Namespace PeopleBuilderNamespace

 

    Public Class PersonExtension

        Inherits MarkupExtension

 

        Private _name As String

        Public Property Name() As String

            Get

                Return _name

            End Get

            Set(ByVal value As String)

                _name = value

            End Set

        End Property

 

 

        Private _age As Integer

        Public Property Age() As Integer

            Get

                Return _age

            End Get

            Set(ByVal value As Integer)

                _age = value

            End Set

        End Property

 

 

        Public Overrides Function ProvideValue(ByVal serviceProvider As IServiceProvider) As Object

            Return Person.Create(Name, Age)

        End Function

 

    End Class

 

End Namespace

 

And now we can modify the markup slightly so that it successfully loads:

 

<People

  xmlns="http://blogs.msdn.com/mikehillberg/BuilderPattern"

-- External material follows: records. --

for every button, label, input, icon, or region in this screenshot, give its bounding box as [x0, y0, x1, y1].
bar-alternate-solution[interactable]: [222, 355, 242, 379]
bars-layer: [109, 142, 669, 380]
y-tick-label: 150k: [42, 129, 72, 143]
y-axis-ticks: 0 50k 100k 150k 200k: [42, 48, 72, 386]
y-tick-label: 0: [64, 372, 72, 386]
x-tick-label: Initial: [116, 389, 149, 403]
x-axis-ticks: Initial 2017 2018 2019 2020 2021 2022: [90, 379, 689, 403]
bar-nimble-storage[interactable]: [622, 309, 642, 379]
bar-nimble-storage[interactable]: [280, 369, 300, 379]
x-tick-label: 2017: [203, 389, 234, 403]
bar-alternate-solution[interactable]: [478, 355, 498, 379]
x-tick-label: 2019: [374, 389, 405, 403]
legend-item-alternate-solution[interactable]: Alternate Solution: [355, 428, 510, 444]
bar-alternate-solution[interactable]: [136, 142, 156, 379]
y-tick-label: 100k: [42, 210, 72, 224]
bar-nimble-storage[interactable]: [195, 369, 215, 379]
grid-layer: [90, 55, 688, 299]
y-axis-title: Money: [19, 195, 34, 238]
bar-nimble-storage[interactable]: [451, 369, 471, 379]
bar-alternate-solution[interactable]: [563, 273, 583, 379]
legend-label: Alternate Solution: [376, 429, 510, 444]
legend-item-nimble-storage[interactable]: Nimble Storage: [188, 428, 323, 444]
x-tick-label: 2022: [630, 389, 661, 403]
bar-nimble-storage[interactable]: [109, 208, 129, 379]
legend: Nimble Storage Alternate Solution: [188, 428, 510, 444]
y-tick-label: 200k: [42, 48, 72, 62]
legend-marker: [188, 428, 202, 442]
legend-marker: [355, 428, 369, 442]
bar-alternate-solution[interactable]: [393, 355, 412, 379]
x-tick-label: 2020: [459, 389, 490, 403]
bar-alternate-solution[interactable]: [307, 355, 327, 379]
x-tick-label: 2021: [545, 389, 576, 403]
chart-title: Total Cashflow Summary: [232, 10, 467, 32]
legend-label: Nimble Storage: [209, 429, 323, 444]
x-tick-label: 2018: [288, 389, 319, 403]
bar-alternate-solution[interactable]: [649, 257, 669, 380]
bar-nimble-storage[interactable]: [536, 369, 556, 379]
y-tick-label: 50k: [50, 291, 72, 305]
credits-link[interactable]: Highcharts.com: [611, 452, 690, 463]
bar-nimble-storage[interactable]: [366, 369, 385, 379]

  xmlns:builder="http://blogs.msdn.com/mikehillberg/BuilderPatternBuilder" >

 

  <builder:Person Name='Mike' Age='5' />

  <builder:Person Name='Dwayne' Age='7' />

 

</People>

 

To test it out, run this code:

 

Sub Main()

 

    Dim people As People

    people = XamlReader.Load(File.Open("..\..\Test.xaml", FileMode.Open))

 

    For Each person As Person In people

        Console.WriteLine("Name = " + person.Name + ", Age = " + person.Age.ToString())

    Next

 

End Sub

 

… and we get this output:

 

Name = Mike, Age = 5

Name = Dwayne, Age = 7

 

 

One last note about markup extensions … Notice that I named the builder class “PersonExtension”, but I referred to it from Xaml as “Person”.  That’s possible because when Xaml doesn’t find “Person”, it automatically appends the “Extension” suffix, and looks for “PersonExtension”.  If Person and PersonExtension had been in the same Clr namespace, that would have caused confusion, so I put them in different namespaces (“PeopleNamespace” and “PeopleBuilderNamespace”).  Alternatively, I could have put them both in the “PeopleNamespace”, and used the specific <PersonExtension> tag (or maybe I would have named it “PersonBuilder”).